I want to scrape all the division links from a website, but I keep getting NAs. Any ideas on a fix?
library(rvest)
library(tidyverse)
pageMen = read_html('https://www.bjjcompsystem.com/tournaments/1869/categories')
get_links <- pageMen %>% html_nodes('.panel-default') %>% html_attr('href')
get_links
By adjusting the above, I managed to scrape one link, but cannot find where all the other links are contained when I inspect the elements
get_links <- pageMen %>% html_elements(xpath = '/html/body/div[3]/div/div/div/ul/li[1]/a') %>% html_attr('href') %>% paste0('https://www.bjjcompsystem.com',.)
get_links
CodePudding user response:
You could do
library(rvest)
library(tidyverse)
pageMen = read_html('https://www.bjjcompsystem.com/tournaments/1869/categories')
get_links <- pageMen %>%
html_nodes('.categories-grid__category a') %>%
html_attr('href') %>%
paste0('https://www.bjjcompsystem.com', .)
get_links[1:5]
#> [1] "https://www.bjjcompsystem.com/tournaments/1869/categories/2053146"

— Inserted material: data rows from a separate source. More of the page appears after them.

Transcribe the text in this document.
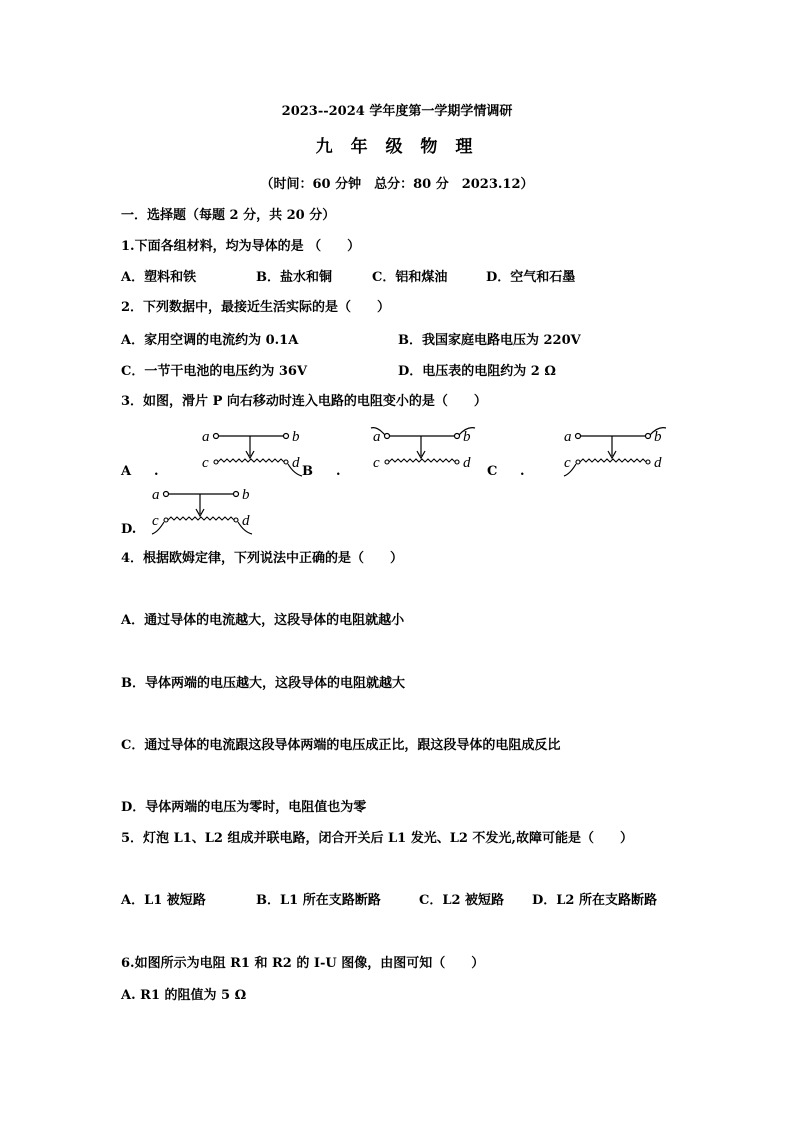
2023--2024 学年度第一学期学情调研
九 年 级 物 理
（时间：60 分钟　总分：80 分　2023.12）
一．选择题（每题 2 分，共 20 分）
1.下面各组材料，均为导体的是 （　　）
A．塑料和铁	B．盐水和铜	C．铝和煤油	D．空气和石墨
2．下列数据中，最接近生活实际的是（　　）
A．家用空调的电流约为 0.1A	B．我国家庭电路电压为 220V
C．一节干电池的电压约为 36V	D．电压表的电阻约为 2 Ω
3．如图，滑片 P 向右移动时连入电路的电阻变小的是（　　）
A .	B .	C .
D.
a	b
c	d
a	b
c	d
a	b
c	d
a	b
c	d
4．根据欧姆定律，下列说法中正确的是（　　）
A．通过导体的电流越大，这段导体的电阻就越小
B．导体两端的电压越大，这段导体的电阻就越大
C．通过导体的电流跟这段导体两端的电压成正比，跟这段导体的电阻成反比
D．导体两端的电压为零时，电阻值也为零
5．灯泡 L1、L2 组成并联电路，闭合开关后 L1 发光、L2 不发光,故障可能是（　　）
A．L1 被短路	B．L1 所在支路断路	C．L2 被短路 D．L2 所在支路断路
6.如图所示为电阻 R1 和 R2 的 I-U 图像，由图可知（　　）
A. R1 的阻值为 5 Ω
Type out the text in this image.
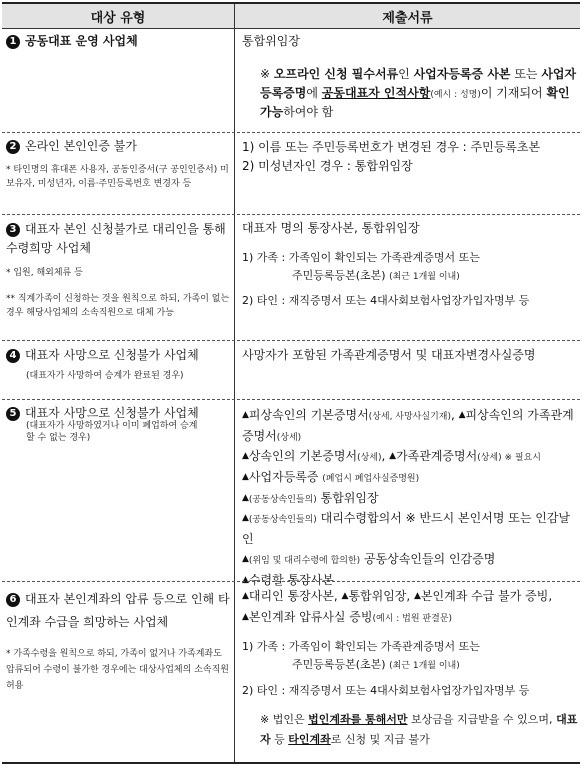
대상 유형	제출서류
1 공동대표 운영 사업체	통합위임장
※ 오프라인 신청 필수서류인 사업자등록증 사본 또는 사업자등록증명에 공동대표자 인적사항(예시 : 성명)이 기재되어 확인 가능하여야 함
2 온라인 본인인증 불가
* 타인명의 휴대폰 사용자, 공동인증서(구 공인인증서) 미보유자, 미성년자, 이름·주민등록번호 변경자 등

1) 이름 또는 주민등록번호가 변경된 경우 : 주민등록초본

2) 미성년자인 경우 : 통합위임장

3 대표자 본인 신청불가로 대리인을 통해 수령희망 사업체
* 입원, 해외체류 등
** 직계가족이 신청하는 것을 원칙으로 하되, 가족이 없는 경우 해당사업체의 소속직원으로 대체 가능
대표자 명의 통장사본, 통합위임장

1) 가족 : 가족임이 확인되는 가족관계증명서 또는

주민등록등본(초본) (최근 1개월 이내)

2) 타인 : 재직증명서 또는 4대사회보험사업장가입자명부 등
4 대표자 사망으로 신청불가 사업체
(대표자가 사망하여 승계가 완료된 경우)
사망자가 포함된 가족관계증명서 및 대표자변경사실증명
5 대표자 사망으로 신청불가 사업체
(대표자가 사망하였거나 이미 폐업하여 승계할 수 없는 경우)

▲피상속인의 기본증명서(상세, 사망사실기재), ▲피상속인의 가족관계증명서(상세)

▲상속인의 기본증명서(상세), ▲가족관계증명서(상세) ※ 필요시

▲사업자등록증 (폐업시 폐업사실증명원)

▲(공동상속인들의) 통합위임장

▲(공동상속인들의) 대리수령합의서 ※ 반드시 본인서명 또는 인감날인

▲(위임 및 대리수령에 합의한) 공동상속인들의 인감증명

▲수령할 통장사본

6 대표자 본인계좌의 압류 등으로 인해 타인계좌 수급을 희망하는 사업체
* 가족수령을 원칙으로 하되, 가족이 없거나 가족계좌도 압류되어 수령이 불가한 경우에는 대상사업체의 소속직원 허용

▲대리인 통장사본, ▲통합위임장, ▲본인계좌 수급 불가 증빙,

▲본인계좌 압류사실 증빙(예시 : 법원 판결문)

1) 가족 : 가족임이 확인되는 가족관계증명서 또는

주민등록등본(초본) (최근 1개월 이내)

2) 타인 : 재직증명서 또는 4대사회보험사업장가입자명부 등
※ 법인은 법인계좌를 통해서만 보상금을 지급받을 수 있으며, 대표자 등 타인계좌로 신청 및 지급 불가
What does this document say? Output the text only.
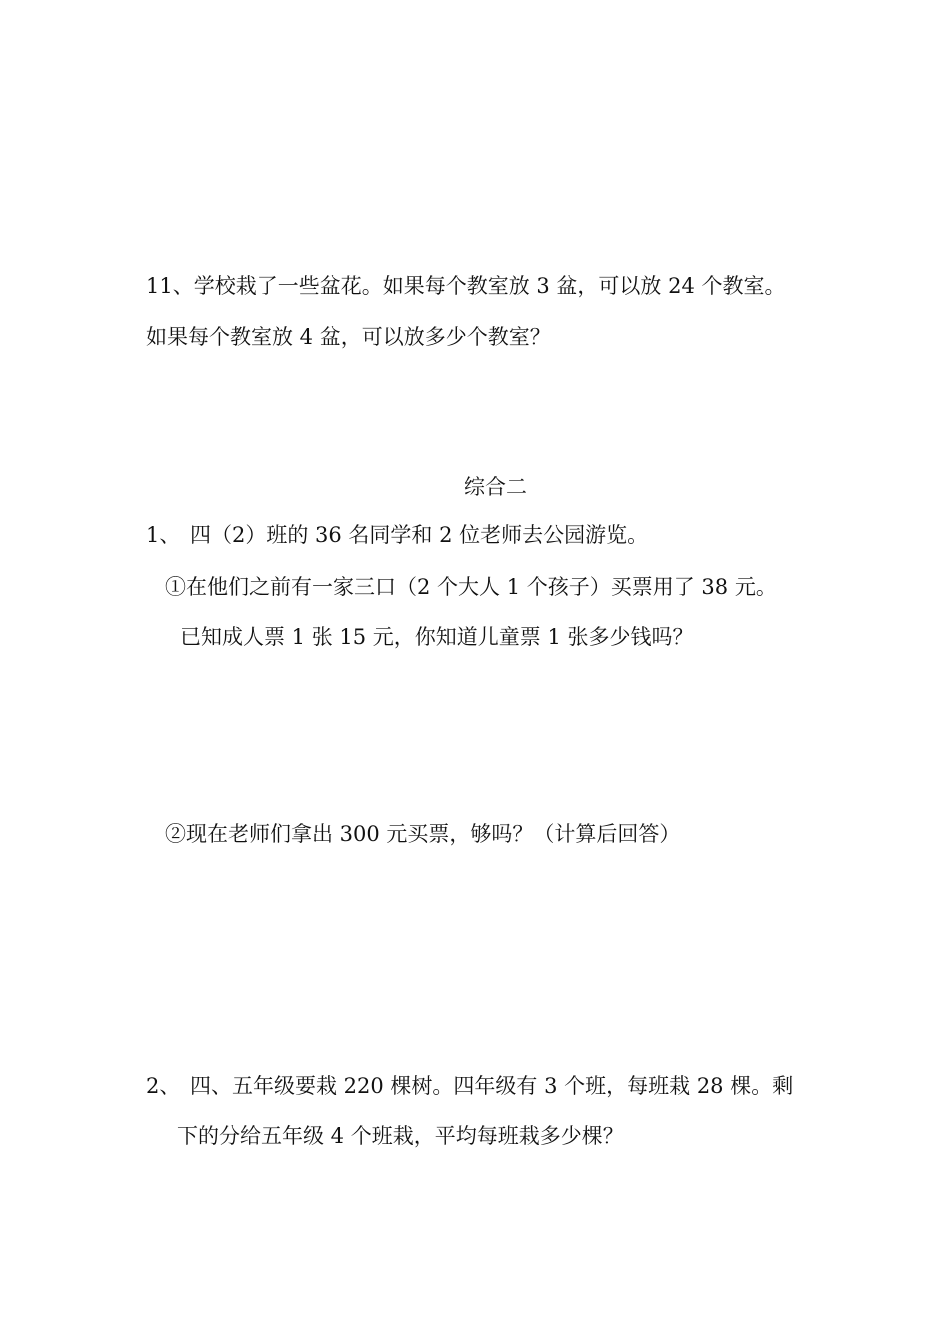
11、学校栽了一些盆花。如果每个教室放 3 盆，可以放 24 个教室。
如果每个教室放 4 盆，可以放多少个教室？
综合二
1、 四（2）班的 36 名同学和 2 位老师去公园游览。
①在他们之前有一家三口（2 个大人 1 个孩子）买票用了 38 元。
已知成人票 1 张 15 元，你知道儿童票 1 张多少钱吗？
②现在老师们拿出 300 元买票，够吗？（计算后回答）
2、 四、五年级要栽 220 棵树。四年级有 3 个班，每班栽 28 棵。剩
下的分给五年级 4 个班栽，平均每班栽多少棵？
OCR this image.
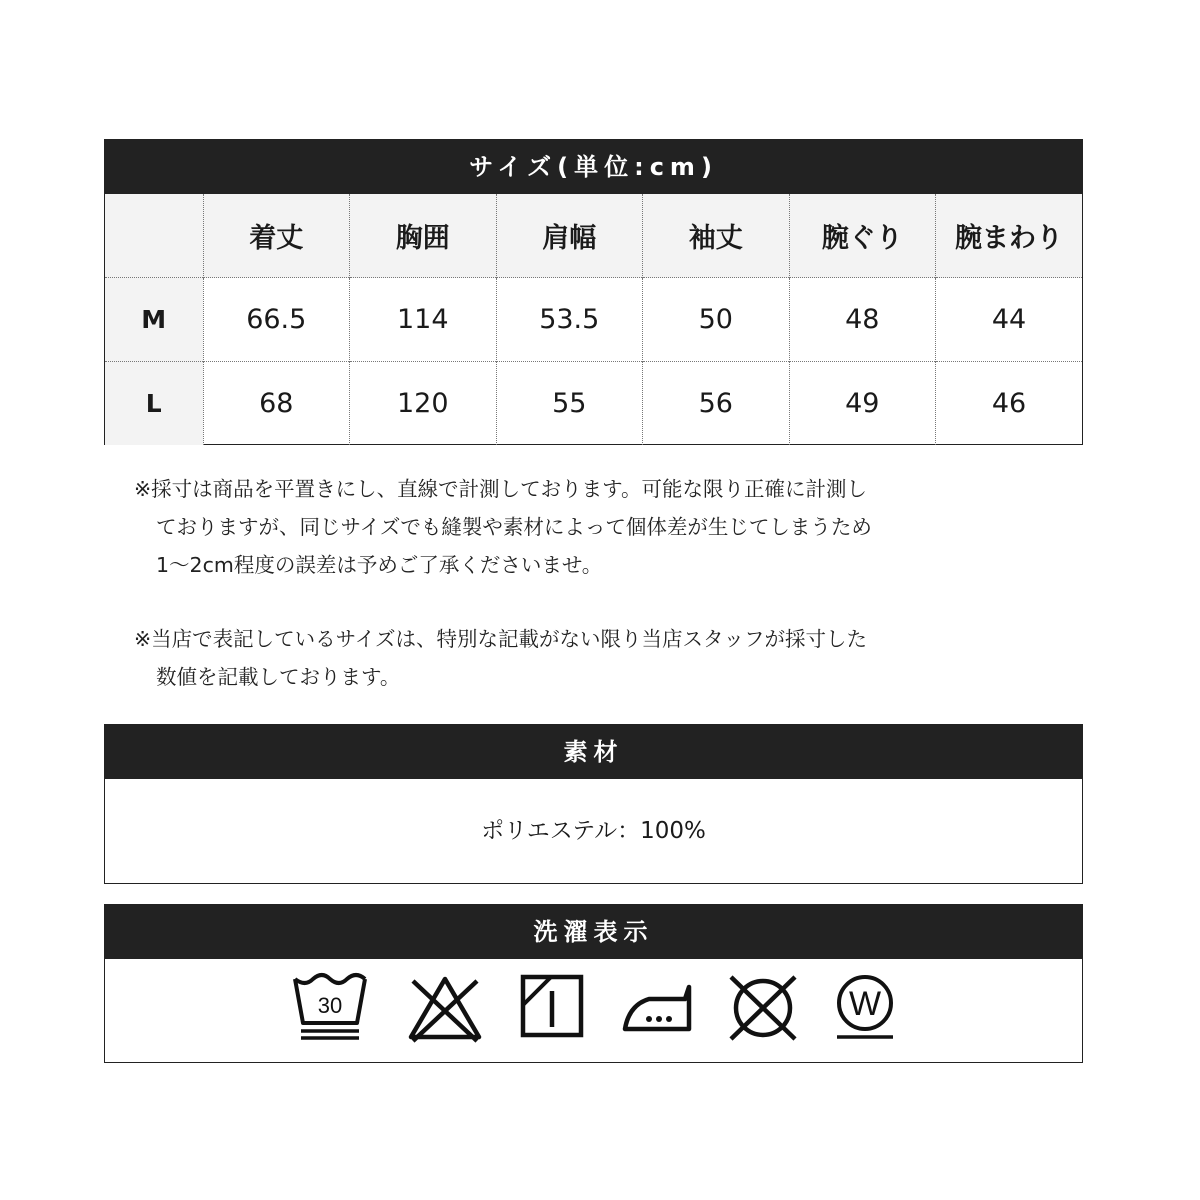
サイズ(単位:cm)
	着丈	胸囲	肩幅	袖丈	腕ぐり	腕まわり
M	66.5	114	53.5	50	48	44
L	68	120	55	56	49	46

※採寸は商品を平置きにし、直線で計測しております。可能な限り正確に計測し

ておりますが、同じサイズでも縫製や素材によって個体差が生じてしまうため

1～2cm程度の誤差は予めご了承くださいませ。

※当店で表記しているサイズは、特別な記載がない限り当店スタッフが採寸した

数値を記載しております。

素材
ポリエステル：100%
洗濯表示
30	W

#> [2] "https://www.bjjcompsystem.com/tournaments/1869/categories/2053150"
#> [3] "https://www.bjjcompsystem.com/tournaments/1869/categories/2053154"
#> [4] "https://www.bjjcompsystem.com/tournaments/1869/categories/2053158"
#> [5] "https://www.bjjcompsystem.com/tournaments/1869/categories/2053162"